Clarence se retourna pour regarder le spectacle : « Voilà, ronchonna-t-il, ça c’est exactement ce que je déteste, dans ce métier… On aurait dû laisser la voiture avant la grille : maintenant, elle est complètement coincée. » Puis il offrit son bras à Ruth et ils remontèrent l’allée.

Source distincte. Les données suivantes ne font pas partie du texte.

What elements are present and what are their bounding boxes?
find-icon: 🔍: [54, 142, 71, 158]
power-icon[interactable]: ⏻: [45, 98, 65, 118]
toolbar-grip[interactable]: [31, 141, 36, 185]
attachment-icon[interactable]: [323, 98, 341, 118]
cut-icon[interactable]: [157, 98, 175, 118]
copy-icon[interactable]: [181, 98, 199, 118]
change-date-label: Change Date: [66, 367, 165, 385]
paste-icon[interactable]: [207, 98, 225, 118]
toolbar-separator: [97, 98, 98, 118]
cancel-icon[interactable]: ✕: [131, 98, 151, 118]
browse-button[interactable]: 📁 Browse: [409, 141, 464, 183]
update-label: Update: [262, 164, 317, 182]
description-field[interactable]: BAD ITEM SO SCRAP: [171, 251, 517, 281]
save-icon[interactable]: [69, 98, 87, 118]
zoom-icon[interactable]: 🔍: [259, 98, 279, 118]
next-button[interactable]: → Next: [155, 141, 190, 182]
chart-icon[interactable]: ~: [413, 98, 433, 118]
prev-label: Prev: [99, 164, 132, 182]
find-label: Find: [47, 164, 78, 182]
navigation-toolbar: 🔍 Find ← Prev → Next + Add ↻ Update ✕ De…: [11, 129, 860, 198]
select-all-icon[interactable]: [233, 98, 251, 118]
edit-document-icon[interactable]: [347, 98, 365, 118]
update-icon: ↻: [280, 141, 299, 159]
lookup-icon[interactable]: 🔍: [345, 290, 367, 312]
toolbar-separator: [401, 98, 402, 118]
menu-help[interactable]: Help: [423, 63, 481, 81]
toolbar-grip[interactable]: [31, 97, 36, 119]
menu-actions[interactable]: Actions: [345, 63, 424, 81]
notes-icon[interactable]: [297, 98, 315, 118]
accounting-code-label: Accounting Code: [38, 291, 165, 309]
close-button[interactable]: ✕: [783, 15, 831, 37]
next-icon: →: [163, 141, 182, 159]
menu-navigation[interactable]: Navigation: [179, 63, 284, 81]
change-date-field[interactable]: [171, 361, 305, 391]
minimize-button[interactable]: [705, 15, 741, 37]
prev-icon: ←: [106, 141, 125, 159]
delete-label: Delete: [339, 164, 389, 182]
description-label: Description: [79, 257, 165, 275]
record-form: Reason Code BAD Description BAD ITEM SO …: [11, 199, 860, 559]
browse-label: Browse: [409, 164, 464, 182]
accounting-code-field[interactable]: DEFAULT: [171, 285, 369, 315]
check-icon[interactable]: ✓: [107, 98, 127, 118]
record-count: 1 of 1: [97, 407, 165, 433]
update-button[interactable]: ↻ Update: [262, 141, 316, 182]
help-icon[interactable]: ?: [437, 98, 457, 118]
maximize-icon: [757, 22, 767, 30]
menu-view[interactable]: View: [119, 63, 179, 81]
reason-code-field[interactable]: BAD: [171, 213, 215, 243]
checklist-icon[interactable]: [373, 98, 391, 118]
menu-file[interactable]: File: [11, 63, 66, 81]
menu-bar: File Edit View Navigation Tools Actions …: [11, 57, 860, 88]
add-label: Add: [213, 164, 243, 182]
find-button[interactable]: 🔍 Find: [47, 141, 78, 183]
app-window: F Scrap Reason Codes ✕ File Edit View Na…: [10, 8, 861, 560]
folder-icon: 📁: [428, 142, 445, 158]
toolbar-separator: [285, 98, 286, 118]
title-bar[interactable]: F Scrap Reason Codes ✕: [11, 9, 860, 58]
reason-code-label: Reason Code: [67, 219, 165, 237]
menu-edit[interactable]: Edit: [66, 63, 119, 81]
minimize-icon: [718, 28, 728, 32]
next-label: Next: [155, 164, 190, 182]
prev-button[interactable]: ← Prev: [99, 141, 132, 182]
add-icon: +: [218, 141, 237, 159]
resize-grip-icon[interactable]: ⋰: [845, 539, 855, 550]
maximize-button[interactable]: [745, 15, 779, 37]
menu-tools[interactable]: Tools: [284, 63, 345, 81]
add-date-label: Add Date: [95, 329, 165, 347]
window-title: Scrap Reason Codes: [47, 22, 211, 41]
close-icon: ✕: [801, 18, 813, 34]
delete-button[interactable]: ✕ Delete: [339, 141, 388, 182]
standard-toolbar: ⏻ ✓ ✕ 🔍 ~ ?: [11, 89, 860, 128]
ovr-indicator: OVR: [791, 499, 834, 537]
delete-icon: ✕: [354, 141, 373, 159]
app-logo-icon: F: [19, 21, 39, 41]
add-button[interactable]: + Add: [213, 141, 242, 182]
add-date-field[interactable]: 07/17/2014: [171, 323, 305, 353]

À ce moment-là, une voiture foncée surgit. Alors que l’employé chargé du parking s’approchait pour ouvrir la portière, un géant vêtu de noir sortit du côté passager, pistolet au poing. Il poussa le domestique et jeta un coup d’œil méfiant à la ronde. Puis il adressa un signe à quelqu’un dans le véhicule. De l’arrière surgirent deux types identiques au premier. Leur veste était déboutonnée et on devinait leur pistolet dans un étui, sous l’aisselle. L’un d’eux tendit la main vers l’intérieur pour aider une femme élégante et un peu grassouillette à sortir. De l’autre portière descendit un petit homme chauve et bronzé, avec de petites lunettes rondes.
« La voiture du sénateur doit pouvoir repartir à tout moment » aboya l’un des types armés en direction de l’employé, alors qu’un autre véhicule franchissait le portail.
« Il y en a qui se croient tout permis, maugréa Clarence. C’est le sénateur Wilkins, expliqua-t-il ensuite à Ruth. Il a déjà échappé à deux attentats. Il lutte contre la criminalité organisée. (Il secoua la tête). Et pourtant on dirait que c’est lui le mafieux ! Quelle différence y a-t-il entre ses gardes du corps et les gorilles d’un gangster ? »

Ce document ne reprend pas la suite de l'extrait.